Cephalon itself has actually been on a shopping spree. Just the day before Valeant's announcement, Cephalon said it was buying Australian oncology specialist ChemGenex Pharmaceuticals, and a week earlier, it announced the acquisition of private Canadian oncology specialist Gemin X Pharmaceuticals. Cephalon has been trying to address the pending loss of patent protection in 2012 for its blockbuster narcolepsy pill, Provigil, a lackluster pipeline, and the death of its founder and long-time CEO in December.
In general, analysts, who rate Cephalon a hold, believe Valeant's offer will not meet with much resistance, and that Cephalon, which lost 19% of its value in the prior 12 months, should accept the offer.
4. Gilead Sciences (GILD), the world's largest maker of HIV/AIDS drugs, closed Wednesday at $42.51, allowing this nearly $34 billion market cap biotech to record a return of 17.3% year-to-date.

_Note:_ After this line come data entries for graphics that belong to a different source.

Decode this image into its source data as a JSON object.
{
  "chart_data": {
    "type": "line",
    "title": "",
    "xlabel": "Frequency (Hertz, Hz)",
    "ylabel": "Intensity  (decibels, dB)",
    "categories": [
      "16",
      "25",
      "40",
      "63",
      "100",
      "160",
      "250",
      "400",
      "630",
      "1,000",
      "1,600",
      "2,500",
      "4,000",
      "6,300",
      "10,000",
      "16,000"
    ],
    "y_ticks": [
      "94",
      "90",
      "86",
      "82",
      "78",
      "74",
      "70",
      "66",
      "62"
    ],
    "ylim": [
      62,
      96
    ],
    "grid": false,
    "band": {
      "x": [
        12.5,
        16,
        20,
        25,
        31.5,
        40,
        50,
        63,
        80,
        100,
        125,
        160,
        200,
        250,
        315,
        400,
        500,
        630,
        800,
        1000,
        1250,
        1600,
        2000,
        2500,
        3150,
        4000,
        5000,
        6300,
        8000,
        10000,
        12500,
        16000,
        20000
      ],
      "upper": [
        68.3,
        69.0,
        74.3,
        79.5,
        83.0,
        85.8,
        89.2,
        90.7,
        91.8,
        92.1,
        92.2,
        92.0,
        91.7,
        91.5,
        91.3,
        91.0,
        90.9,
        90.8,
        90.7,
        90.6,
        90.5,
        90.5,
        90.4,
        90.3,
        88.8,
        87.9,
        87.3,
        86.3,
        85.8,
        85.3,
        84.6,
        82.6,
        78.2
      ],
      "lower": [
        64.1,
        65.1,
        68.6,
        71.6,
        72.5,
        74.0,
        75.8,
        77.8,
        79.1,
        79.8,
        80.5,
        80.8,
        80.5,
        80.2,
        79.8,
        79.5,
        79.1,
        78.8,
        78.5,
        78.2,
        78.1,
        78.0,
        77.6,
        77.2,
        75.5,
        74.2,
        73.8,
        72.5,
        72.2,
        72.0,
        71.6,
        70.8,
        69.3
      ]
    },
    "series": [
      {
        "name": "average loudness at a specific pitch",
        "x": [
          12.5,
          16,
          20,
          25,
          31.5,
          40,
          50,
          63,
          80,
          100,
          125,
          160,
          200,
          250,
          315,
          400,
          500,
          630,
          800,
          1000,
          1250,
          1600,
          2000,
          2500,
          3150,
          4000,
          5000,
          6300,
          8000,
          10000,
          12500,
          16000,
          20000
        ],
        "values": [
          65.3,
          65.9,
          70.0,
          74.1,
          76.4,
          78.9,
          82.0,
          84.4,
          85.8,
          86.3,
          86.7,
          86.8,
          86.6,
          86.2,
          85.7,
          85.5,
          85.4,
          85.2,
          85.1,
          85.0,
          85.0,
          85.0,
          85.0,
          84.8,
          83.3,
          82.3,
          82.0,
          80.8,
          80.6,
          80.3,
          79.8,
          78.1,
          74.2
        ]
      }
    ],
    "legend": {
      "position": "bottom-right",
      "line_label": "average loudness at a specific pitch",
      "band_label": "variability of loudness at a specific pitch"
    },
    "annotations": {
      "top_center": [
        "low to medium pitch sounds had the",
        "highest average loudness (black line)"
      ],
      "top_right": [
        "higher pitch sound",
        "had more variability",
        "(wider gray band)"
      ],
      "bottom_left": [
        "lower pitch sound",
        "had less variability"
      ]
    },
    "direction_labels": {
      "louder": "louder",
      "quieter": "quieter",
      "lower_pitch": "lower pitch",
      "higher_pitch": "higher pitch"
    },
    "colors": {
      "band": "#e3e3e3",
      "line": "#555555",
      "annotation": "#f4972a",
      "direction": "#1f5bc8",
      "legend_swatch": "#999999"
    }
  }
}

Gilead is slowly climbing back toward the 52-week high of $46.62 it set in April of last year, making its one-year return an unimpressive -6%. Analysts overall rate Gilead as a buy.
When Gilead reported its fourth-quarter profit dropped 22%, it also said the FDA hadn't accepted its market application for a new application of its blockbuster HIV treatment Truvada, a setback for the company's HIV drug franchise's growth prospects. For now, its HIV medicines are under patent protection, but they are already facing challenges, such as from generic 3TC, even as it continues its research in the field. Gilead has also been acquiring smaller companies to enhance its pipeline, and Thursday announced a cancer research collaboration with Yale University.
5. Cubist Pharmaceuticals (CBST) rounds out the top five best biotech performers in the S&P 1500, according to Capital IQ, with a 16.3% return year-to-date. The smaller company ($1.48 billion market cap) relies on its anti-bacterial drug Cubicin, used in hospitals for difficult-to-treat infections, including MRSA, for most of its revenue.
While the company's pipeline consists of other antibiotic potentials to address this unmet need area of severe infections, its revenue source is in jeopardy: Generic drugmaker Teva Phamaceutical (TEVA) is trying to enter the market.